L’échec d’une création d’entreprise n’est pas dû à un manque de motivation, mais à un manque de lucidité commerciale. Beaucoup de porteurs de projet construisent une solution sophistiquée pour un problème qui n’existe pas ou qui n’est pas assez douloureux pour justifier un paiement. La réussite repose sur la réduction de l’incertitude : tant que vous n’avez pas un engagement financier, votre projet reste une hypothèse.
2. Faut-il avoir été salarié avant de se lancer dans une création d’entreprise ?
Non, c’est un mythe persistant. Le salariat vous apprend à exécuter dans un cadre défini par autrui, tandis que la création d’entreprise exige de définir le cadre soi-même. Attendre des années de « bureau » pour se sentir légitime est souvent une forme de procrastination. L’expérience terrain et la capacité d’apprentissage rapide valent bien plus que dix ans de conformisme en entreprise.
3. Vaut-il mieux avoir un associé humain ou un « associé technologique » (IA) ?
Le choix d’un associé pour votre création d’entreprise est un mariage juridique lourd. Avant de céder des parts, demandez-vous si vos besoins sont stratégiques ou opérationnels. Pour l’opérationnel (marketing, administratif, gestion), l’IA et l’automatisation agissent comme des « associés silencieux » qui ne demandent ni capital ni salaire, tout en offrant une agilité supérieure.
4. Comment valider la viabilité de sa création d’entreprise sans prendre de risques inutiles ?
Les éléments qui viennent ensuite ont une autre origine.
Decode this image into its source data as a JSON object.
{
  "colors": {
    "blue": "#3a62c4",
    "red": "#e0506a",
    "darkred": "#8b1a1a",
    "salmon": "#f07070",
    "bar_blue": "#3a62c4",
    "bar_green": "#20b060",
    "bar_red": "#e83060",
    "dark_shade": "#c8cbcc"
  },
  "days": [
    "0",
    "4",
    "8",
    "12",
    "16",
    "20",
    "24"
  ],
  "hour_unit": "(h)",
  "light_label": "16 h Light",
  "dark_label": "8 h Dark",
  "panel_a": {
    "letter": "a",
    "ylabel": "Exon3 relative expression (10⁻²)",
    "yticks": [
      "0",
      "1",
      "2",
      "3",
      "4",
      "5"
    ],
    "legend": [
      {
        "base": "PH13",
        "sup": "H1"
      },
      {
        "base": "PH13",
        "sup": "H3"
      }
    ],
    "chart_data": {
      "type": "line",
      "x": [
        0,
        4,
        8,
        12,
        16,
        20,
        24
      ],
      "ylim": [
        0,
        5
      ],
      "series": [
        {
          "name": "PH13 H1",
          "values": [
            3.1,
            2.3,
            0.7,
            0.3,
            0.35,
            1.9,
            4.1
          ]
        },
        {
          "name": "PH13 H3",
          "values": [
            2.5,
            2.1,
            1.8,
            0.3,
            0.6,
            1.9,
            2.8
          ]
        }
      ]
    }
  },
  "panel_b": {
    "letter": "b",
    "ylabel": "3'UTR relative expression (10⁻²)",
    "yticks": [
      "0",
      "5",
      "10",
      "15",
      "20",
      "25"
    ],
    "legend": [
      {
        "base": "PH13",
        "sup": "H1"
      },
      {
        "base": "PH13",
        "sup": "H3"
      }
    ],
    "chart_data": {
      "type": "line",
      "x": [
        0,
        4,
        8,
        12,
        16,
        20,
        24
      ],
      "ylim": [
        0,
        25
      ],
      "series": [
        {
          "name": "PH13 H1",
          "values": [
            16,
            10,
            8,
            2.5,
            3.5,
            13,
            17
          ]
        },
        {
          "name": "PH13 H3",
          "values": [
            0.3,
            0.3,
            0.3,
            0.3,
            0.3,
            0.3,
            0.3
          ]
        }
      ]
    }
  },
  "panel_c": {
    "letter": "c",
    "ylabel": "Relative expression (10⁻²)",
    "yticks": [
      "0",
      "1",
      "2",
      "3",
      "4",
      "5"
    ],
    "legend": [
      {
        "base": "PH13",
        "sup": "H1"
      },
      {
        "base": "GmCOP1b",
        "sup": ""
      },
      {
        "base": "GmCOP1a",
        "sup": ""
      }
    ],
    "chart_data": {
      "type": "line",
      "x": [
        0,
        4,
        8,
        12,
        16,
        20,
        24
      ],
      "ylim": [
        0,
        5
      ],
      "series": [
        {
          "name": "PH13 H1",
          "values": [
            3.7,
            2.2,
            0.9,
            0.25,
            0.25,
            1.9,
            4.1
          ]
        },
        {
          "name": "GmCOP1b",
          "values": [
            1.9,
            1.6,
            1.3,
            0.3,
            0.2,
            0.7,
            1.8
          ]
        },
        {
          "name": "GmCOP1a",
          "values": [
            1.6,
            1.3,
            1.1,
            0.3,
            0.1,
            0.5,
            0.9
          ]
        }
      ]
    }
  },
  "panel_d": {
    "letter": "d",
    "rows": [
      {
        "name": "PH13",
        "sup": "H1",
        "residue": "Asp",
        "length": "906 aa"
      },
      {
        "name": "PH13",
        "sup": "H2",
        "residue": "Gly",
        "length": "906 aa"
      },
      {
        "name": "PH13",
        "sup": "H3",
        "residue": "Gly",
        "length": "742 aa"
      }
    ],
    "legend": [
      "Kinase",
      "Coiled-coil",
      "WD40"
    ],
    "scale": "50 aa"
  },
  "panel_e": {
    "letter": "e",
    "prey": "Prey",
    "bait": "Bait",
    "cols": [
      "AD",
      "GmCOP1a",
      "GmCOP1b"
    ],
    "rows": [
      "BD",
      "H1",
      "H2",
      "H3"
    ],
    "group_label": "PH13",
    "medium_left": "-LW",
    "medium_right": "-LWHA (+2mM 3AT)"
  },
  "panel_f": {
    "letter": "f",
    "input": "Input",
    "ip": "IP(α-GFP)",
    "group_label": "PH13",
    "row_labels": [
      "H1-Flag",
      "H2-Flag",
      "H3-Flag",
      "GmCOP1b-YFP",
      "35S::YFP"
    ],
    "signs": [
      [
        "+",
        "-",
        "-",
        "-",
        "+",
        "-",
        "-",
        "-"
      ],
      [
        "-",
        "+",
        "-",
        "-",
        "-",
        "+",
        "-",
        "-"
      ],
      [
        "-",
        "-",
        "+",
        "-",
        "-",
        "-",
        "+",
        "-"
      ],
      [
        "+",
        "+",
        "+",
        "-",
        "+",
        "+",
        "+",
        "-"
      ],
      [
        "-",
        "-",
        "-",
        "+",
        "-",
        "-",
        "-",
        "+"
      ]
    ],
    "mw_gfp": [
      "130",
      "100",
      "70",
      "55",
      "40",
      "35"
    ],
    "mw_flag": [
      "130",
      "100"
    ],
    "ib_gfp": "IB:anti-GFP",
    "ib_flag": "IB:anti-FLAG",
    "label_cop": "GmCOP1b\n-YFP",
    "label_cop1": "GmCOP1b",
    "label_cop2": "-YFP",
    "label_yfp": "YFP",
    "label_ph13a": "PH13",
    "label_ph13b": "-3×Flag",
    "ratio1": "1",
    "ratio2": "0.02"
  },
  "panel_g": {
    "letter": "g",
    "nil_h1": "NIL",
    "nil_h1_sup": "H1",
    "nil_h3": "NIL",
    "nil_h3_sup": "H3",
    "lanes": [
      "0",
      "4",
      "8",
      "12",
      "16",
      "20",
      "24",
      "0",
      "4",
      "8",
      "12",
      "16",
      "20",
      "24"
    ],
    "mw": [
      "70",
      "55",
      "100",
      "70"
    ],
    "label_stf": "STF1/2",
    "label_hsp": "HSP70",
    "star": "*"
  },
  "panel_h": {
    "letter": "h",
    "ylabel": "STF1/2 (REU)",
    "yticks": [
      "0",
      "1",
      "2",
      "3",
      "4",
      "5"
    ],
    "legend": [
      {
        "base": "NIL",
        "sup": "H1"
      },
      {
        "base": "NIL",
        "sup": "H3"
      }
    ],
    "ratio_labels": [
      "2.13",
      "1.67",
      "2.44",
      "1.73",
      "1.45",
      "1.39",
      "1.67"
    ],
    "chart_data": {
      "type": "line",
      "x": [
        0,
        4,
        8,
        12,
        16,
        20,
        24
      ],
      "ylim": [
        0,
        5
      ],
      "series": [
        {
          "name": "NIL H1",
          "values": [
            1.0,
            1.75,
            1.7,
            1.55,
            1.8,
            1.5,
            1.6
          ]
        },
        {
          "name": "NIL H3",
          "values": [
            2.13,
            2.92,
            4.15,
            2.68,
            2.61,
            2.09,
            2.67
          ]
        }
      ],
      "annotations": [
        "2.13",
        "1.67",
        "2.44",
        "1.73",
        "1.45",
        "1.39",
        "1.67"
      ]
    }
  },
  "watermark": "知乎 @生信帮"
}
Utilisez la technique du « Produit Minimum Viable » (MVP). Ne cherchez pas la perfection. Testez votre offre manuellement auprès de vrais clients, recueillez les feedbacks réels et ajustez votre modèle. Une création d’entreprise intelligente est une succession de petits tests qui réduisent le risque financier au fur et à mesure que la traction commerciale augmente.
5. Quel est l’impact réel de l’IA sur la productivité d’une jeune création d’entreprise ?
L’IA permet de multiplier votre force de frappe sans augmenter vos coûts fixes. En intégrant l’automatisation dès la création d’entreprise, vous pouvez abattre seul le travail d’une équipe entière sur les tâches à faible valeur ajoutée. Cela libère votre temps pour la seule chose qui compte vraiment au début : la vente et la relation client.
6. Comment choisir entre micro-entreprise et société pour sa création d’entreprise ?
La micro-entreprise est un excellent bac à sable pour démarrer une création d’entreprise avec un risque minimal. Cependant, dès que vos frais de fonctionnement (outils IA, publicité, sous-traitance) deviennent significatifs, la société (SASU/EURL) devient fiscalement plus avantageuse car elle permet de déduire vos charges réelles de votre bénéfice imposable.
7. Quelles sont les aides financières cruciales pour une création d’entreprise en 2026 ?
Des leviers comme l’ARCE (versement du capital de vos droits chômage) restent fondamentaux. Mais attention : une création d’entreprise ne doit jamais survivre sous perfusion. Utilisez les aides comme un capital d’investissement pour automatiser vos processus et acquérir vos premiers clients, plutôt que comme un simple salaire de subsistance.
8. Comment éviter le piège de l’entrepreneur « homme-orchestre » ?
La clé est la documentation et l’automatisation précoce. Pour que votre création d’entreprise soit pérenne, vous devez construire un système, pas un job. Chaque tâche répétitive doit être déléguée à une machine ou à un processus clair. C’est la seule voie pour passer d’un statut d’esclave de son activité à celui de créateur de valeur augmentée.